A tradição poética pode ser interpretada como uma infinitude de vozes em atrito que, em fim de contas ou a certa distância, resulta em harmonia, ou melhor: sugere uma coesão dinâmica onde verticalizações sincrônicas restauram o acervo da diacronia para as contingências do agora-agora. Cada poeta ou movimento, na conciliação de suas contradições, representa, portanto, um duplo abreviado de semelhante tradição. Qualquer experiência de linguagem é sempre irredutível e dura em seu centro, nenhuma delas se deixa comparar com facilidade. Mas, o mais das vezes, alguns dos seus funcionários — aqueles que só trabalham em benefício de si próprios — se esforçam em fazer com que elas se aniquilem umas às outras. Pois, cada poeta com sua obra se refere sem reservas (seja como continuação, seja como ruptura) à tradição, e não raro a reivindica apenas para si (seja como seu crítico, seja como seu guarda-costas). Do mesmo modo, jamais conseguirá admitir sua partilha sem anular-se. Entretanto, esse poeta virtual assina inadvertidamente o contrato do seu declínio ao buscar ou ao alardear a morte de todas outras linguagens com as quais, talvez contra a sua vontade, estivera entretecendo alguma forma de interlocução.
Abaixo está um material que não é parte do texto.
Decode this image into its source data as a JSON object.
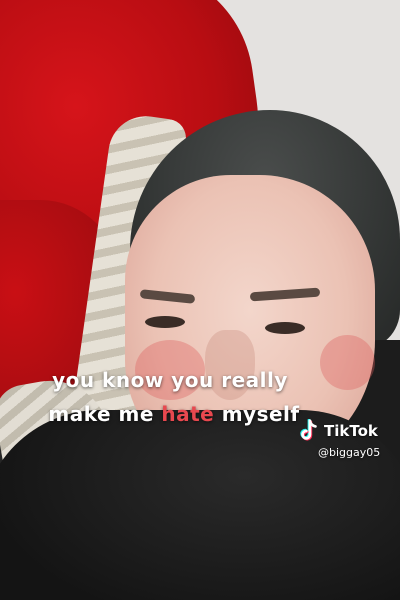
{
  "caption": {
    "line1": "you know you really",
    "line2_before": "make me ",
    "line2_highlight": "hate",
    "line2_after": " myself"
  },
  "watermark": {
    "brand": "TikTok",
    "username": "@biggay05",
    "icon": "tiktok-logo-icon"
  },
  "colors": {
    "highlight": "#e8484f",
    "caption_text": "#ffffff",
    "tiktok_cyan": "#25f4ee",
    "tiktok_red": "#fe2c55"
  }
}
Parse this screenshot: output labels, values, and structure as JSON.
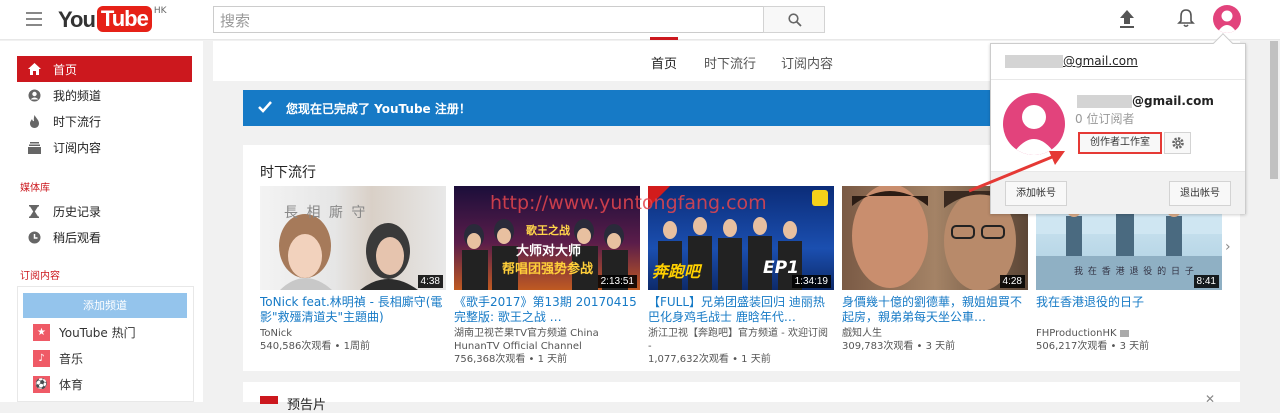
{
  "header": {
    "logo_you": "You",
    "logo_tube": "Tube",
    "logo_region": "HK",
    "search_placeholder": "搜索"
  },
  "sidebar": {
    "items": [
      {
        "label": "首页",
        "active": true
      },
      {
        "label": "我的频道"
      },
      {
        "label": "时下流行"
      },
      {
        "label": "订阅内容"
      }
    ],
    "library_title": "媒体库",
    "library": [
      {
        "label": "历史记录"
      },
      {
        "label": "稍后观看"
      }
    ],
    "subs_title": "订阅内容",
    "add_channel": "添加频道",
    "subs": [
      {
        "label": "YouTube 热门"
      },
      {
        "label": "音乐"
      },
      {
        "label": "体育"
      }
    ]
  },
  "tabs": [
    {
      "label": "首页",
      "active": true
    },
    {
      "label": "时下流行"
    },
    {
      "label": "订阅内容"
    }
  ],
  "banner": {
    "text": "您现在已完成了 YouTube 注册！"
  },
  "shelf": {
    "title": "时下流行",
    "videos": [
      {
        "title": "ToNick feat.林明禎 - 長相廝守(電影\"救殭清道夫\"主題曲)",
        "channel": "ToNick",
        "meta": "540,586次观看 • 1周前",
        "duration": "4:38"
      },
      {
        "title": "《歌手2017》第13期 20170415完整版: 歌王之战 …",
        "channel": "湖南卫视芒果TV官方频道 China HunanTV Official Channel",
        "meta": "756,368次观看 • 1 天前",
        "duration": "2:13:51"
      },
      {
        "title": "【FULL】兄弟团盛装回归 迪丽热巴化身鸡毛战士 鹿晗年代…",
        "channel": "浙江卫视【奔跑吧】官方频道 - 欢迎订阅 -",
        "meta": "1,077,632次观看 • 1 天前",
        "duration": "1:34:19"
      },
      {
        "title": "身價幾十億的劉德華，親姐姐買不起房，親弟弟每天坐公車…",
        "channel": "戲知人生",
        "meta": "309,783次观看 • 3 天前",
        "duration": "4:28"
      },
      {
        "title": "我在香港退役的日子",
        "channel": "FHProductionHK",
        "meta": "506,217次观看 • 3 天前",
        "duration": "8:41"
      }
    ]
  },
  "shelf2": {
    "title": "预告片"
  },
  "watermark": "http://www.yuntongfang.com",
  "account_menu": {
    "email_top": "@gmail.com",
    "email": "@gmail.com",
    "subscribers": "0 位订阅者",
    "studio_button": "创作者工作室",
    "add_account": "添加帐号",
    "sign_out": "退出帐号"
  },
  "thumb_texts": {
    "t1": "長 相 廝 守",
    "t2a": "歌王之战",
    "t2b": "大师对大师",
    "t2c": "帮唱团强势参战",
    "t3": "奔跑吧",
    "t3ep": "EP1",
    "t5": "我 在 香 港 退 役 的 日 子"
  },
  "colors": {
    "brand_red": "#cc181e",
    "link_blue": "#167ac6",
    "banner_blue": "#167ac6",
    "avatar_pink": "#e2437c"
  }
}
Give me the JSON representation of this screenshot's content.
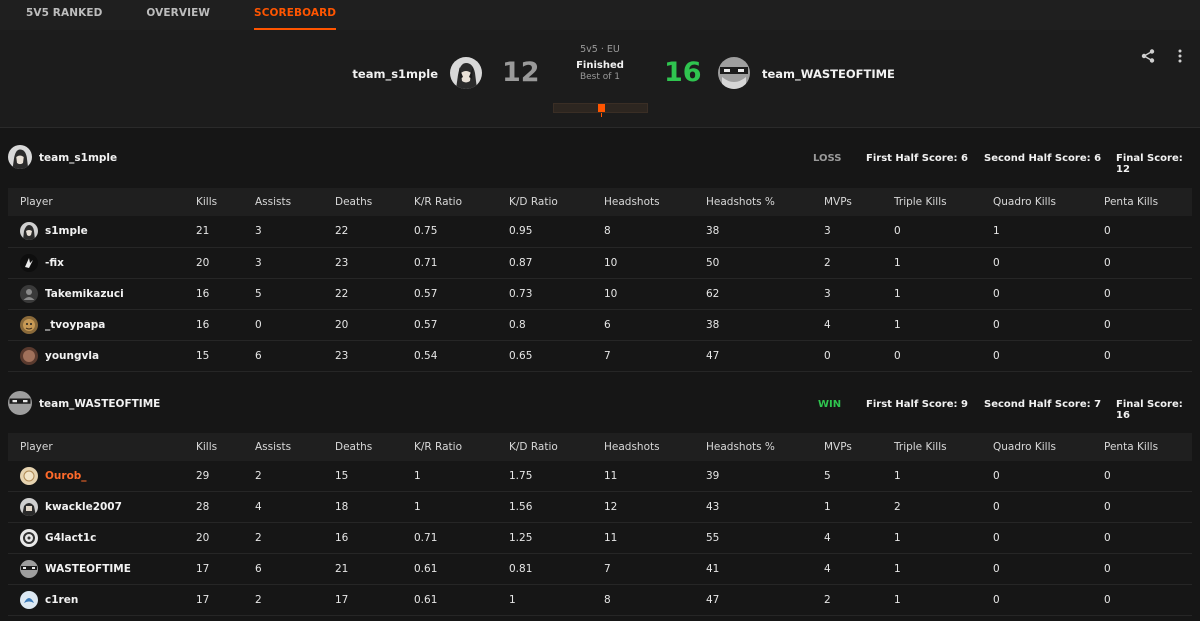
{
  "nav": {
    "tabs": [
      {
        "label": "5V5 RANKED",
        "active": false
      },
      {
        "label": "OVERVIEW",
        "active": false
      },
      {
        "label": "SCOREBOARD",
        "active": true
      }
    ]
  },
  "match": {
    "mode": "5v5 · EU",
    "status": "Finished",
    "best_of": "Best of 1",
    "progress_fraction": 0.5,
    "left_team": {
      "name": "team_s1mple",
      "score": "12"
    },
    "right_team": {
      "name": "team_WASTEOFTIME",
      "score": "16"
    },
    "colors": {
      "accent": "#ff5500",
      "win": "#2fc44f",
      "loss": "#9a9a9a"
    },
    "icons": {
      "share": "share-icon",
      "more": "more-vertical-icon"
    }
  },
  "columns": [
    "Player",
    "Kills",
    "Assists",
    "Deaths",
    "K/R Ratio",
    "K/D Ratio",
    "Headshots",
    "Headshots %",
    "MVPs",
    "Triple Kills",
    "Quadro Kills",
    "Penta Kills"
  ],
  "teams": [
    {
      "name": "team_s1mple",
      "result": "LOSS",
      "first_half": "First Half Score: 6",
      "second_half": "Second Half Score: 6",
      "final": "Final Score: 12",
      "players": [
        {
          "name": "s1mple",
          "kills": "21",
          "assists": "3",
          "deaths": "22",
          "kr": "0.75",
          "kd": "0.95",
          "hs": "8",
          "hsp": "38",
          "mvps": "3",
          "triple": "0",
          "quadro": "1",
          "penta": "0"
        },
        {
          "name": "-fix",
          "kills": "20",
          "assists": "3",
          "deaths": "23",
          "kr": "0.71",
          "kd": "0.87",
          "hs": "10",
          "hsp": "50",
          "mvps": "2",
          "triple": "1",
          "quadro": "0",
          "penta": "0"
        },
        {
          "name": "Takemikazuci",
          "kills": "16",
          "assists": "5",
          "deaths": "22",
          "kr": "0.57",
          "kd": "0.73",
          "hs": "10",
          "hsp": "62",
          "mvps": "3",
          "triple": "1",
          "quadro": "0",
          "penta": "0"
        },
        {
          "name": "_tvoypapa",
          "kills": "16",
          "assists": "0",
          "deaths": "20",
          "kr": "0.57",
          "kd": "0.8",
          "hs": "6",
          "hsp": "38",
          "mvps": "4",
          "triple": "1",
          "quadro": "0",
          "penta": "0"
        },
        {
          "name": "youngvla",
          "kills": "15",
          "assists": "6",
          "deaths": "23",
          "kr": "0.54",
          "kd": "0.65",
          "hs": "7",
          "hsp": "47",
          "mvps": "0",
          "triple": "0",
          "quadro": "0",
          "penta": "0"
        }
      ]
    },
    {
      "name": "team_WASTEOFTIME",
      "result": "WIN",
      "first_half": "First Half Score: 9",
      "second_half": "Second Half Score: 7",
      "final": "Final Score: 16",
      "players": [
        {
          "name": "Ourob_",
          "kills": "29",
          "assists": "2",
          "deaths": "15",
          "kr": "1",
          "kd": "1.75",
          "hs": "11",
          "hsp": "39",
          "mvps": "5",
          "triple": "1",
          "quadro": "0",
          "penta": "0"
        },
        {
          "name": "kwackle2007",
          "kills": "28",
          "assists": "4",
          "deaths": "18",
          "kr": "1",
          "kd": "1.56",
          "hs": "12",
          "hsp": "43",
          "mvps": "1",
          "triple": "2",
          "quadro": "0",
          "penta": "0"
        },
        {
          "name": "G4lact1c",
          "kills": "20",
          "assists": "2",
          "deaths": "16",
          "kr": "0.71",
          "kd": "1.25",
          "hs": "11",
          "hsp": "55",
          "mvps": "4",
          "triple": "1",
          "quadro": "0",
          "penta": "0"
        },
        {
          "name": "WASTEOFTIME",
          "kills": "17",
          "assists": "6",
          "deaths": "21",
          "kr": "0.61",
          "kd": "0.81",
          "hs": "7",
          "hsp": "41",
          "mvps": "4",
          "triple": "1",
          "quadro": "0",
          "penta": "0"
        },
        {
          "name": "c1ren",
          "kills": "17",
          "assists": "2",
          "deaths": "17",
          "kr": "0.61",
          "kd": "1",
          "hs": "8",
          "hsp": "47",
          "mvps": "2",
          "triple": "1",
          "quadro": "0",
          "penta": "0"
        }
      ]
    }
  ]
}
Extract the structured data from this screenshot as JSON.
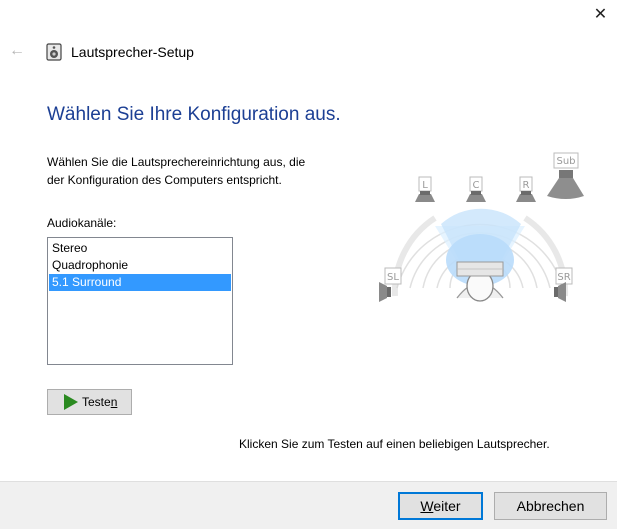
{
  "window": {
    "title": "Lautsprecher-Setup",
    "close_glyph": "✕",
    "back_glyph": "←",
    "icons": {
      "close": "close-icon",
      "back": "back-arrow-icon",
      "app": "speaker-app-icon"
    }
  },
  "page": {
    "heading": "Wählen Sie Ihre Konfiguration aus.",
    "description_line1": "Wählen Sie die Lautsprechereinrichtung aus, die",
    "description_line2": "der Konfiguration des Computers entspricht.",
    "audio_channels_label": "Audiokanäle:",
    "channels": [
      {
        "label": "Stereo",
        "selected": false
      },
      {
        "label": "Quadrophonie",
        "selected": false
      },
      {
        "label": "5.1 Surround",
        "selected": true
      }
    ],
    "test_button": {
      "label_pre": "Teste",
      "label_accel": "n",
      "icon": "play-icon"
    },
    "hint": "Klicken Sie zum Testen auf einen beliebigen Lautsprecher."
  },
  "speaker_diagram": {
    "speakers": {
      "front_left": "L",
      "center": "C",
      "front_right": "R",
      "subwoofer": "Sub",
      "surround_left": "SL",
      "surround_right": "SR"
    }
  },
  "footer": {
    "next": {
      "label_accel": "W",
      "label_rest": "eiter"
    },
    "cancel": "Abbrechen"
  },
  "colors": {
    "heading": "#1c3f94",
    "selection": "#3399ff",
    "default_button_border": "#0078d7",
    "play_icon": "#2a8a20"
  }
}
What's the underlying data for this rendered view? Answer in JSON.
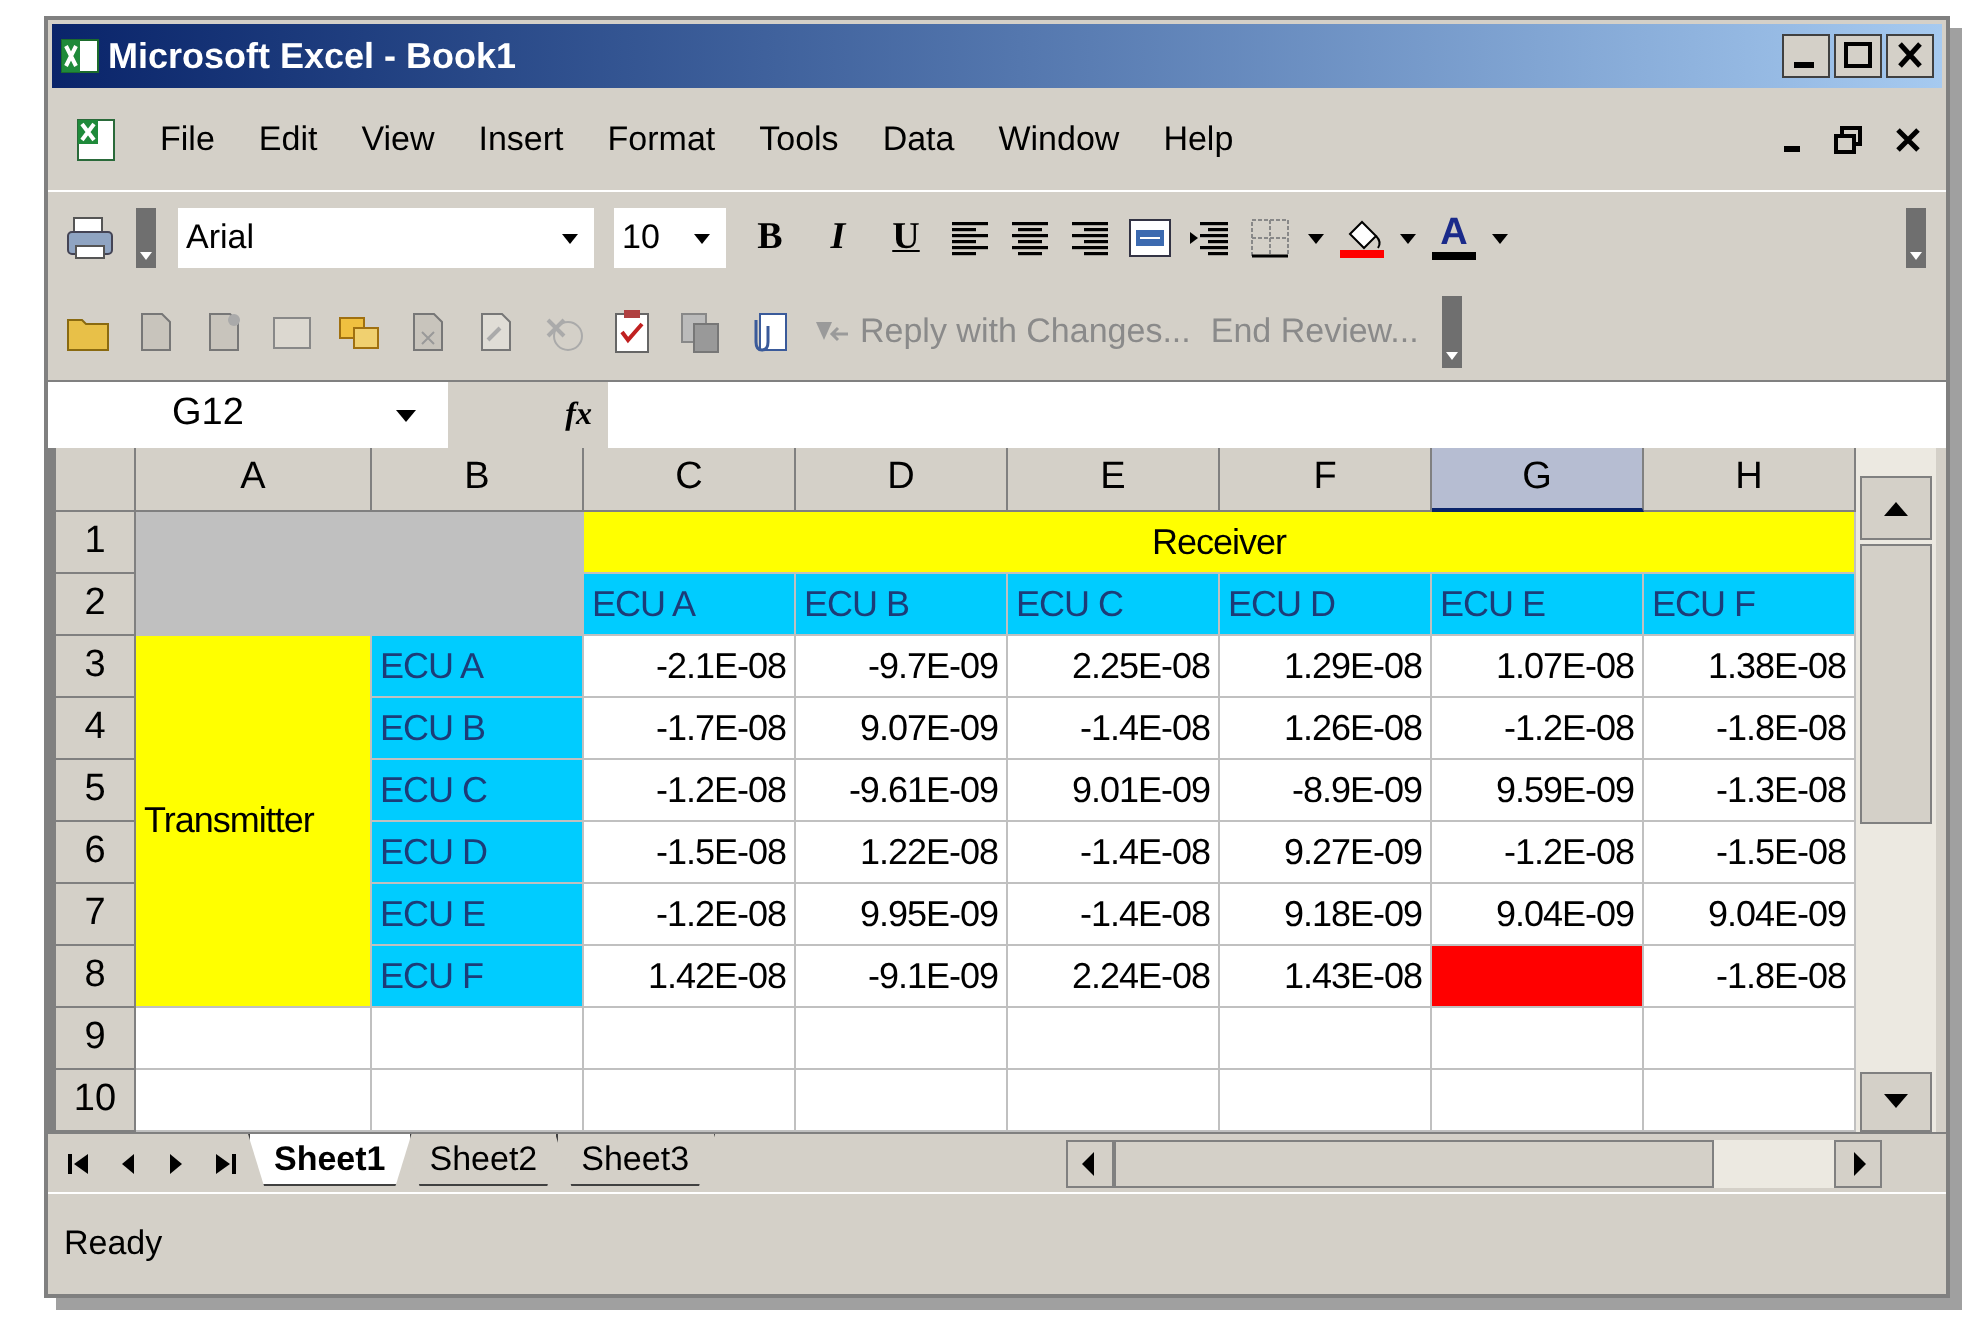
{
  "window": {
    "title": "Microsoft Excel - Book1"
  },
  "menu": [
    "File",
    "Edit",
    "View",
    "Insert",
    "Format",
    "Tools",
    "Data",
    "Window",
    "Help"
  ],
  "formatting_toolbar": {
    "font": "Arial",
    "size": "10",
    "bold": "B",
    "italic": "I",
    "underline": "U",
    "font_color_label": "A"
  },
  "reviewing_toolbar": [
    {
      "label": "Reply with Changes...",
      "disabled": true
    },
    {
      "label": "End Review...",
      "disabled": true
    }
  ],
  "name_box": "G12",
  "formula_label": "fx",
  "columns": [
    {
      "label": "A",
      "selected": false
    },
    {
      "label": "B",
      "selected": false
    },
    {
      "label": "C",
      "selected": false
    },
    {
      "label": "D",
      "selected": false
    },
    {
      "label": "E",
      "selected": false
    },
    {
      "label": "F",
      "selected": false
    },
    {
      "label": "G",
      "selected": true
    },
    {
      "label": "H",
      "selected": false
    }
  ],
  "rows": [
    {
      "header": "1",
      "cells": [
        {
          "kind": "fill",
          "color": "#c0c0c0"
        },
        {
          "kind": "merged"
        },
        {
          "kind": "title",
          "text": "Receiver",
          "color": "#ffff00"
        },
        {
          "kind": "merged"
        },
        {
          "kind": "merged"
        },
        {
          "kind": "merged"
        },
        {
          "kind": "merged"
        },
        {
          "kind": "merged"
        }
      ]
    },
    {
      "header": "2",
      "cells": [
        {
          "kind": "merged"
        },
        {
          "kind": "merged"
        },
        {
          "kind": "label",
          "text": "ECU A",
          "color": "#00ccff"
        },
        {
          "kind": "label",
          "text": "ECU B",
          "color": "#00ccff"
        },
        {
          "kind": "label",
          "text": "ECU C",
          "color": "#00ccff"
        },
        {
          "kind": "label",
          "text": "ECU D",
          "color": "#00ccff"
        },
        {
          "kind": "label",
          "text": "ECU E",
          "color": "#00ccff"
        },
        {
          "kind": "label",
          "text": "ECU F",
          "color": "#00ccff"
        }
      ]
    },
    {
      "header": "3",
      "cells": [
        {
          "kind": "text",
          "text": "Transmitter",
          "color": "#ffff00"
        },
        {
          "kind": "label",
          "text": "ECU A",
          "color": "#00ccff"
        },
        {
          "kind": "number",
          "text": "-2.1E-08"
        },
        {
          "kind": "number",
          "text": "-9.7E-09"
        },
        {
          "kind": "number",
          "text": "2.25E-08"
        },
        {
          "kind": "number",
          "text": "1.29E-08"
        },
        {
          "kind": "number",
          "text": "1.07E-08"
        },
        {
          "kind": "number",
          "text": "1.38E-08"
        }
      ]
    },
    {
      "header": "4",
      "cells": [
        {
          "kind": "merged"
        },
        {
          "kind": "label",
          "text": "ECU B",
          "color": "#00ccff"
        },
        {
          "kind": "number",
          "text": "-1.7E-08"
        },
        {
          "kind": "number",
          "text": "9.07E-09"
        },
        {
          "kind": "number",
          "text": "-1.4E-08"
        },
        {
          "kind": "number",
          "text": "1.26E-08"
        },
        {
          "kind": "number",
          "text": "-1.2E-08"
        },
        {
          "kind": "number",
          "text": "-1.8E-08"
        }
      ]
    },
    {
      "header": "5",
      "cells": [
        {
          "kind": "merged"
        },
        {
          "kind": "label",
          "text": "ECU C",
          "color": "#00ccff"
        },
        {
          "kind": "number",
          "text": "-1.2E-08"
        },
        {
          "kind": "number",
          "text": "-9.61E-09"
        },
        {
          "kind": "number",
          "text": "9.01E-09"
        },
        {
          "kind": "number",
          "text": "-8.9E-09"
        },
        {
          "kind": "number",
          "text": "9.59E-09"
        },
        {
          "kind": "number",
          "text": "-1.3E-08"
        }
      ]
    },
    {
      "header": "6",
      "cells": [
        {
          "kind": "merged"
        },
        {
          "kind": "label",
          "text": "ECU D",
          "color": "#00ccff"
        },
        {
          "kind": "number",
          "text": "-1.5E-08"
        },
        {
          "kind": "number",
          "text": "1.22E-08"
        },
        {
          "kind": "number",
          "text": "-1.4E-08"
        },
        {
          "kind": "number",
          "text": "9.27E-09"
        },
        {
          "kind": "number",
          "text": "-1.2E-08"
        },
        {
          "kind": "number",
          "text": "-1.5E-08"
        }
      ]
    },
    {
      "header": "7",
      "cells": [
        {
          "kind": "merged"
        },
        {
          "kind": "label",
          "text": "ECU E",
          "color": "#00ccff"
        },
        {
          "kind": "number",
          "text": "-1.2E-08"
        },
        {
          "kind": "number",
          "text": "9.95E-09"
        },
        {
          "kind": "number",
          "text": "-1.4E-08"
        },
        {
          "kind": "number",
          "text": "9.18E-09"
        },
        {
          "kind": "number",
          "text": "9.04E-09"
        },
        {
          "kind": "number",
          "text": "9.04E-09"
        }
      ]
    },
    {
      "header": "8",
      "cells": [
        {
          "kind": "merged"
        },
        {
          "kind": "label",
          "text": "ECU F",
          "color": "#00ccff"
        },
        {
          "kind": "number",
          "text": "1.42E-08"
        },
        {
          "kind": "number",
          "text": "-9.1E-09"
        },
        {
          "kind": "number",
          "text": "2.24E-08"
        },
        {
          "kind": "number",
          "text": "1.43E-08"
        },
        {
          "kind": "fill",
          "color": "#ff0000"
        },
        {
          "kind": "number",
          "text": "-1.8E-08"
        }
      ]
    },
    {
      "header": "9"
    },
    {
      "header": "10"
    }
  ],
  "sheet_tabs": [
    {
      "label": "Sheet1",
      "selected": true
    },
    {
      "label": "Sheet2",
      "selected": false
    },
    {
      "label": "Sheet3",
      "selected": false
    }
  ],
  "status_bar": "Ready"
}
Não se quer aqui fazer a defesa da indiferenciação hipocritamente tolerante, nem de suportar a figura do sujeito que prefere se ajustar às regras contemporâneas deixando de se situar porque parece estar claro, para ele, que foram cancelados os dilemas poéticos e ideológicos. A copiosa produção literária dos últimos tempos, conformada à escala e à escola do mercado, impôs uma trégua cínica aos conflitos e combates que até há bem pouco tempo geravam ao menos precipitações, ou seja, movimentos. Havia um contínuo e provocante abandono dos territórios conquistados. As quizilas, as réplicas e tréplicas inerentes ao pathos convivial — contraparte necessária ao pathos da distância constitutivo da linguagem da poesia — nos condenam a uma atitude de análise em que o importante é nos sentirmos implicados quer nos logros, quer nas pertinências que denunciamos.
De outra parte, a insistência um tanto dalibanesca na demonstração de que a poesia está em crise (em sentido fraco), pode não passar de um truque de propaganda daqueles que, a partir do quadro de desolação que pintam, pretendem recompô-la desde seus aposentos presunçosos onde se encontra, podemos supor, um computador conectado.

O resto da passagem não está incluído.